Where the Parnu River meets the Gulf of Riga, you’ll find the coastal resort city of Parnu. Parnu is known as the summer capital, because it is where so many Estonians choose to take their summer vacations. The biggest reason to come to Parnu is the beach, which boasts fine, white sand and gorgeous dunes. The beach promenade runs along the shore and helps to create the traditional coastal resort feel in the city. Even after the sun sets for the day, lighting along the promenade ensures that people are still walking and enjoying the coastal scenery. If a rainy afternoon appears, join the locals at Vee Park, a popular indoor water park in Parnu.
The largest Estonian island is called Saaremaa, and it is located in the Baltic Sea. The island has an 8,000-year-old history, and was ruled by Danes, Swedes, Germans and Russians in that time. Today, most visitors spend their time in the island’s capital city of Kuressaare. In Kuressaare, you can explore the completely intact medieval castle. You can tour the castle and the grounds, which now serve as home to the Regional Museum of Saaremaa.

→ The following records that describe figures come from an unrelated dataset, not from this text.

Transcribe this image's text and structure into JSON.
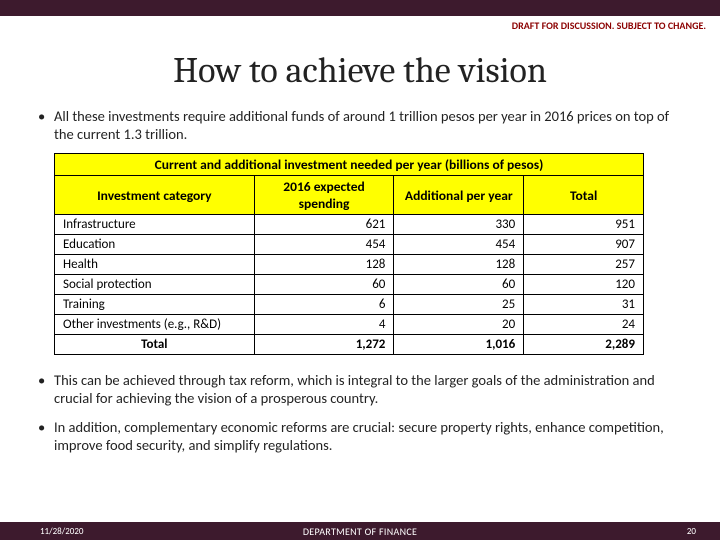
{
  "banner": {
    "draft_label": "DRAFT FOR DISCUSSION. SUBJECT TO CHANGE.",
    "top_bar_color": "#3d1a2d"
  },
  "title": "How to achieve the vision",
  "bullets": {
    "b1": "All these investments require additional funds of around 1 trillion pesos per year in 2016 prices on top of the current 1.3 trillion.",
    "b2": "This can be achieved through tax reform, which is integral to the larger goals of the administration and crucial for achieving the vision of a prosperous country.",
    "b3": "In addition, complementary economic reforms are crucial: secure property rights, enhance competition, improve food security, and simplify regulations."
  },
  "table": {
    "title": "Current and additional investment needed per year (billions of pesos)",
    "header_bg": "#ffff00",
    "border_color": "#000000",
    "columns": {
      "c1": "Investment category",
      "c2": "2016 expected spending",
      "c3": "Additional per year",
      "c4": "Total"
    },
    "rows": [
      {
        "cat": "Infrastructure",
        "v1": "621",
        "v2": "330",
        "v3": "951"
      },
      {
        "cat": "Education",
        "v1": "454",
        "v2": "454",
        "v3": "907"
      },
      {
        "cat": "Health",
        "v1": "128",
        "v2": "128",
        "v3": "257"
      },
      {
        "cat": "Social protection",
        "v1": "60",
        "v2": "60",
        "v3": "120"
      },
      {
        "cat": "Training",
        "v1": "6",
        "v2": "25",
        "v3": "31"
      },
      {
        "cat": "Other investments (e.g., R&D)",
        "v1": "4",
        "v2": "20",
        "v3": "24"
      }
    ],
    "total": {
      "label": "Total",
      "v1": "1,272",
      "v2": "1,016",
      "v3": "2,289"
    }
  },
  "footer": {
    "date": "11/28/2020",
    "org": "DEPARTMENT OF FINANCE",
    "page": "20",
    "bg": "#3d1a2d"
  }
}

If you’re interested in hiking, sightseeing, birdwatching or photography, then Saaremaa’s Sõrve Peninsula is a spectacularly scenic destination to explore.
3. Lahemaa National Park
One of the most popular national parks in Estonia is Lahemaa. Since it is just an hour’s drive from the capital, it is the ideal day trip. Viru Raba, or Viru Bog, is a must-see part of the park. Trees poke from the swampy ground, and there is a definite ethereal quality. To make it easy to explore Viru Bog, there is a 5-km (3-mile) boardwalk that is usually dry, keeping you out of the water but close enough to admire the scenery. In the middle of the park is Sagadi Village, a fascinating spot where you can tour Sagadi Manor and learn more about the culture and history of the region.
The city of Tartu is considered the intellectual hub of the country, thanks to the impressive and well-known University of Tartu. Between the university and the fact that Tartu is the oldest city in the nation, this city is clearly an interesting destination. Its handsome centre is lined with classically designed 18th-century buildings, many of which have been put to innovative uses. One of the coolest attractions in Tartu is the soup neighborhood. In the soup neighborhood, every street is named after soup ingredients like potatoes, beans and peas. Old wooden houses line these streets, which are just next to the Emajõgi River.
1. Tallinn (Where to Stay)
The most popular place to visit in Estonia is Tallinn, the capital and the hub of medieval architecture. The heart of the city is called Toompea, a hill that retains a historic atmosphere thanks to cobblestone streets and 15th century buildings. The area is amazingly preserved and accessible on foot. From the top of Toompea, you can look out over much of the Old City. Some highlights of the Old City include the bustling shops on Viru Street, the 14th century Town Hall and the opulent 19th century Alexander Nevsky Cathedral.